Over the weekend I took advantage of some frankly great streaming video from the IMSA Racing application to view some of the Rolex 24 at Daytona. And the action was thrilling, with several classes being decided not in the last hour, but in the last minutes. Of particular interest to me was the GTLM category, where Porsche had been going round after round with team Corvette over the past few years. And while they weren’t challenging for the overall victory, it gave me pause to consider Porsche’s contribution to racing. You see, Porsche has recorded 22 overall victories at Daytona, but what’s perhaps more impressive is the claimed 77 class victories they’ve claimed. It wasn’t to be this year, but one of the 991 RSRs did make it to the podium. Fitting, then, that we should look at one of the more impressive and expensive variants of the 911 RSR; the 993 Cup 3.8. Only 30 of these racing variants were produced; less even than the road-going 3.8 Carrera RS with which it shared its name. Lightened, widened and with something like 400 horsepower coming from the race-prepared motor, these are still seriously potent track weapons today some 20 years later:

CLICK FOR DETAILS: 1995 Porsche 911 Carrera Cup 3.8 RSR on Race Cars Direct

Year: 1995
Model: 911 Carrera Cup 3.8 RSR
Engine: 3.8 liter flat-6
Transmission: 5-speed
Mileage: Not Listed
Price: E.290,000 ($315,792 today)

This 993 Cup 3.8 RSR was the first car ever engaged in GT Championship by the famous and subsequently multi-Le Mans winner French team IMSA. Last races when the car was engaged in GT Championship by IMSA were in Pau and Monza back in 2002. The car was then driven in club and historic car races. The car just won in 2015 the FFSA GT Classic championship for historic GTs up to 1997, outperforming other cars such as 993 GT2 and Dodge Viper.

The car is in excellent mechanical and optical condition. The engine and gearbox were fully disassembled and rebuilt in October 2015 for a detailed inspection prior to the sale. Engine dyno test available. Clutch is new. Shock absorbers and transmissions have less than 8h.

The car has been maintained at the highest standards by Pierre Ofzky in Switzerland, one of the most capable mechanic in Europe on air-cooled Porsche. More than 100.000 EUROs of regular maintenance invoices available since 2010. Very nice body condition and paint.

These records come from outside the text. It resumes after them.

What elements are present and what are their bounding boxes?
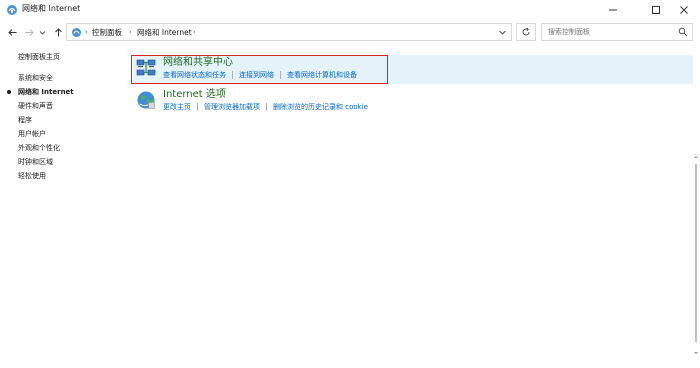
- address-bar[interactable]: › 控制面板 › 网络和 Internet ›: [66, 23, 512, 41]
- link-divider: [266, 103, 267, 111]
- forward-button[interactable]: [22, 25, 36, 39]
- search-box[interactable]: [541, 23, 693, 41]
- control-panel-icon: [72, 28, 81, 37]
- nav-item-appearance[interactable]: 外观和个性化: [18, 143, 60, 153]
- minimize-icon: [609, 9, 617, 10]
- close-button[interactable]: [668, 0, 700, 19]
- internet-options-globe-icon: [137, 91, 155, 109]
- internet-options-links: 更改主页 管理浏览器加载项 删除浏览的历史记录和 cookie: [163, 102, 368, 112]
- close-icon: [680, 5, 688, 14]
- breadcrumb-separator-icon: ›: [129, 28, 132, 36]
- nav-item-user-accounts[interactable]: 用户帐户: [18, 129, 46, 139]
- refresh-button[interactable]: [516, 23, 536, 41]
- vertical-scrollbar[interactable]: [693, 46, 699, 364]
- category-internet-options: Internet 选项 更改主页 管理浏览器加载项 删除浏览的历史记录和 coo…: [133, 87, 433, 112]
- scroll-up-arrow-icon[interactable]: [693, 154, 699, 160]
- breadcrumb-network-internet[interactable]: 网络和 Internet: [137, 27, 192, 38]
- scroll-down-arrow-icon[interactable]: [693, 350, 699, 356]
- refresh-icon: [522, 27, 530, 36]
- breadcrumb-separator-icon: ›: [85, 28, 88, 36]
- search-input[interactable]: [542, 24, 672, 40]
- title-bar: 网络和 Internet: [0, 0, 700, 19]
- manage-addons-link[interactable]: 管理浏览器加载项: [204, 102, 260, 112]
- nav-item-system-security[interactable]: 系统和安全: [18, 73, 53, 83]
- chevron-down-icon[interactable]: [498, 28, 507, 37]
- window-title: 网络和 Internet: [22, 4, 81, 13]
- nav-item-hardware-sound[interactable]: 硬件和声音: [18, 101, 53, 111]
- breadcrumb-separator-icon: ›: [193, 28, 196, 36]
- nav-item-clock-region[interactable]: 时钟和区域: [18, 157, 53, 167]
- up-button[interactable]: [51, 25, 65, 39]
- chevron-down-icon: [39, 30, 45, 35]
- navigation-bar: › 控制面板 › 网络和 Internet ›: [0, 22, 700, 42]
- arrow-up-icon: [54, 27, 62, 36]
- maximize-icon: [652, 5, 660, 14]
- recent-locations-button[interactable]: [38, 25, 46, 39]
- breadcrumb-control-panel[interactable]: 控制面板: [92, 27, 122, 38]
- link-divider: [197, 103, 198, 111]
- highlight-box: [131, 55, 388, 84]
- nav-item-ease-of-access[interactable]: 轻松使用: [18, 171, 46, 181]
- control-panel-home-link[interactable]: 控制面板主页: [18, 52, 60, 62]
- delete-history-link[interactable]: 删除浏览的历史记录和 cookie: [273, 102, 368, 112]
- nav-item-programs[interactable]: 程序: [18, 115, 32, 125]
- nav-item-network-internet: 网络和 Internet: [7, 87, 74, 97]
- search-icon[interactable]: [678, 27, 688, 37]
- internet-options-title[interactable]: Internet 选项: [163, 88, 226, 101]
- change-homepage-link[interactable]: 更改主页: [163, 102, 191, 112]
- control-panel-icon: [7, 5, 17, 15]
- back-button[interactable]: [5, 25, 19, 39]
- nav-item-label: 网络和 Internet: [18, 88, 74, 96]
- minimize-button[interactable]: [597, 0, 629, 19]
- arrow-left-icon: [7, 28, 16, 36]
- current-item-bullet-icon: [7, 90, 11, 94]
- arrow-right-icon: [25, 28, 34, 36]
- scrollbar-thumb[interactable]: [695, 164, 697, 342]
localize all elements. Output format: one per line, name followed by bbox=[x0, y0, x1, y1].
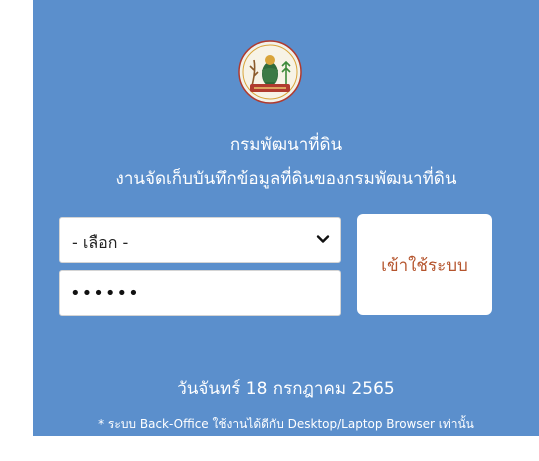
password-value: •••••• bbox=[70, 283, 140, 304]
login-button[interactable]: เข้าใช้ระบบ bbox=[357, 214, 492, 315]
chevron-down-icon bbox=[316, 235, 330, 243]
login-panel: กรมพัฒนาที่ดิน งานจัดเก็บบันทึกข้อมูลที่… bbox=[33, 0, 539, 436]
select-value: - เลือก - bbox=[72, 233, 129, 252]
system-subtitle: งานจัดเก็บบันทึกข้อมูลที่ดินของกรมพัฒนาท… bbox=[115, 169, 457, 189]
user-select-dropdown[interactable]: - เลือก - bbox=[59, 217, 341, 263]
browser-support-note: * ระบบ Back-Office ใช้งานได้ดีกับ Deskto… bbox=[98, 417, 474, 431]
password-field[interactable]: •••••• bbox=[59, 270, 341, 316]
current-date: วันจันทร์ 18 กรกฎาคม 2565 bbox=[177, 379, 395, 399]
organization-name: กรมพัฒนาที่ดิน bbox=[229, 135, 343, 155]
department-logo-icon bbox=[238, 40, 302, 104]
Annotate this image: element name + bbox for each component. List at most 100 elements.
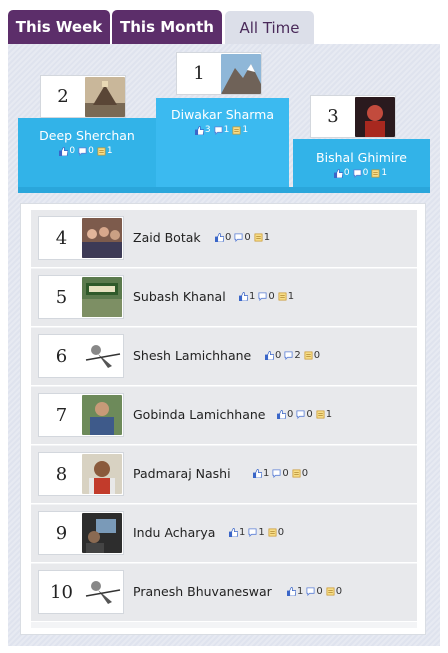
list-item[interactable]: 9 Indu Acharya 1 1 0 (31, 505, 417, 563)
comments-count: 0 (282, 468, 289, 479)
note-icon (97, 147, 106, 156)
comments-count: 1 (258, 527, 265, 538)
comments-count: 2 (294, 350, 301, 361)
thumbs-up-icon (229, 528, 238, 537)
list-item[interactable]: 6 Shesh Lamichhane 0 2 0 (31, 328, 417, 386)
podium-card-rank-2[interactable]: 2 (40, 75, 126, 118)
rank-number: 5 (55, 286, 68, 308)
thumbs-up-icon (194, 125, 204, 135)
comment-bubble-icon (214, 125, 223, 135)
list-item[interactable]: 10 Pranesh Bhuvaneswar 1 0 0 (31, 564, 417, 622)
user-stats: 1 0 0 (253, 468, 310, 479)
posts-count: 1 (106, 146, 113, 156)
tab-this-week[interactable]: This Week (8, 10, 110, 44)
avatar[interactable] (82, 218, 122, 258)
avatar[interactable] (82, 395, 122, 435)
podium-stats: 0 0 1 (18, 146, 156, 156)
avatar[interactable] (355, 97, 395, 137)
list-item[interactable]: 7 Gobinda Lamichhane 0 0 1 (31, 387, 417, 445)
comment-bubble-icon (248, 528, 257, 537)
user-name[interactable]: Shesh Lamichhane (133, 348, 251, 363)
likes-count: 1 (249, 291, 256, 302)
note-icon (304, 351, 313, 360)
avatar[interactable] (82, 513, 122, 553)
posts-count: 1 (263, 232, 271, 243)
user-name[interactable]: Pranesh Bhuvaneswar (133, 584, 272, 599)
rank-number: 4 (55, 227, 68, 249)
comment-bubble-icon (234, 233, 243, 242)
podium-rank-number: 1 (193, 63, 205, 84)
likes-count: 0 (275, 350, 282, 361)
user-name[interactable]: Gobinda Lamichhane (133, 407, 266, 422)
list-item[interactable]: 5 Subash Khanal 1 0 1 (31, 269, 417, 327)
avatar[interactable] (85, 77, 125, 117)
likes-count: 1 (263, 468, 270, 479)
podium-card-rank-1[interactable]: 1 (176, 52, 262, 95)
note-icon (371, 169, 380, 178)
posts-count: 0 (313, 350, 321, 361)
user-stats: 1 0 0 (287, 586, 344, 597)
rank-number: 7 (55, 404, 68, 426)
comment-bubble-icon (78, 146, 87, 156)
user-stats: 0 0 1 (277, 409, 334, 420)
avatar[interactable] (82, 277, 122, 317)
likes-count: 0 (69, 146, 76, 156)
likes-count: 0 (287, 409, 294, 420)
comment-bubble-icon (284, 351, 293, 360)
user-name[interactable]: Zaid Botak (133, 230, 201, 245)
thumbs-up-icon (277, 410, 286, 419)
avatar[interactable] (82, 454, 122, 494)
thumbs-up-icon (287, 587, 296, 596)
rank-box: 7 (38, 393, 124, 437)
rank-box: 8 (38, 452, 124, 496)
tab-all-time[interactable]: All Time (225, 11, 314, 44)
posts-count: 1 (325, 409, 333, 420)
thumbs-up-icon (265, 351, 274, 360)
user-name[interactable]: Subash Khanal (133, 289, 226, 304)
list-item[interactable]: 4 Zaid Botak 0 0 1 (31, 210, 417, 268)
user-stats: 1 1 0 (229, 527, 286, 538)
rank-box: 6 (38, 334, 124, 378)
posts-count: 0 (277, 527, 285, 538)
posts-count: 1 (381, 168, 388, 178)
list-item[interactable]: 8 Padmaraj Nashi 1 0 0 (31, 446, 417, 504)
rank-box: 4 (38, 216, 124, 260)
podium-base (18, 187, 430, 193)
comment-bubble-icon (272, 469, 281, 478)
comment-bubble-icon (258, 292, 267, 301)
comments-count: 0 (268, 291, 275, 302)
comment-bubble-icon (306, 587, 315, 596)
podium-name[interactable]: Deep Sherchan (18, 128, 156, 143)
podium-name[interactable]: Diwakar Sharma (156, 107, 289, 122)
rank-box: 9 (38, 511, 124, 555)
posts-count: 1 (242, 125, 249, 135)
podium-stats: 0 0 1 (293, 168, 430, 178)
user-name[interactable]: Indu Acharya (133, 525, 215, 540)
avatar[interactable] (82, 336, 122, 376)
avatar[interactable] (82, 572, 122, 612)
user-stats: 1 0 1 (239, 291, 296, 302)
podium-name[interactable]: Bishal Ghimire (293, 150, 430, 165)
rank-box: 10 (38, 570, 124, 614)
comments-count: 1 (223, 125, 230, 135)
user-stats: 0 2 0 (265, 350, 322, 361)
user-name[interactable]: Padmaraj Nashi (133, 466, 231, 481)
podium-card-rank-3[interactable]: 3 (310, 95, 396, 138)
note-icon (254, 233, 263, 242)
comment-bubble-icon (296, 410, 305, 419)
thumbs-up-icon (59, 146, 69, 156)
rank-number: 10 (50, 581, 73, 603)
thumbs-up-icon (253, 469, 262, 478)
note-icon (326, 587, 335, 596)
tab-this-month[interactable]: This Month (112, 10, 222, 44)
podium-first: Diwakar Sharma 3 1 1 (156, 98, 289, 193)
rank-number: 8 (55, 463, 68, 485)
comment-bubble-icon (353, 168, 362, 178)
note-icon (278, 292, 287, 301)
user-stats: 0 0 1 (215, 232, 272, 243)
podium-third: Bishal Ghimire 0 0 1 (293, 139, 430, 193)
comments-count: 0 (244, 232, 251, 243)
avatar[interactable] (221, 54, 261, 94)
thumbs-up-icon (333, 168, 343, 178)
likes-count: 0 (343, 168, 350, 178)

A comprehensive spares package is also available at extra-cost including additional wheel sets (center lock speedlines), body parts (rear and front bonnets, rear wing and original doors), transmissions, brake discs and pads, clutch, etc…

Car delivered in 1995 as supercup to Lafon / Jarrier and subsequently homologated by IMSA as 3.8 RSR in GT Championship. Chassis number: WPOZZZ99ZSS398099, matching numbers. Full documentation and complete history available upon request.

This car certainly looks very fresh and clean overall, and the $100,000 worth of rebuilt items over the past few years is both a comfort and a warning; these are expensive cars to run. But the increase in value of 911 models has me wondering if a well documented and excellent condition example like this isn’t a bargain. How is $315,000 a bargain? Well, it’s $235,000 less than the 911 Carrera 3.8 RS that sold at Sotheby’s in August. Granted, the road cars have a greater appeal and ability to be used, but Porsche factory racers have been a hot commodity over the past few years. While it’s far out of the realm of consideration for most (if not all) of our readers, you could make a pretty strong argument that this car could be a great investment.

Plus, look at it. Dear Lord, it’s just perfect automotive art. And, it’s old school speed; make it as light and stiff as possible, stick some massive BBSs on it and a big honkin’ flat-6 in the rear. This was the end of an era.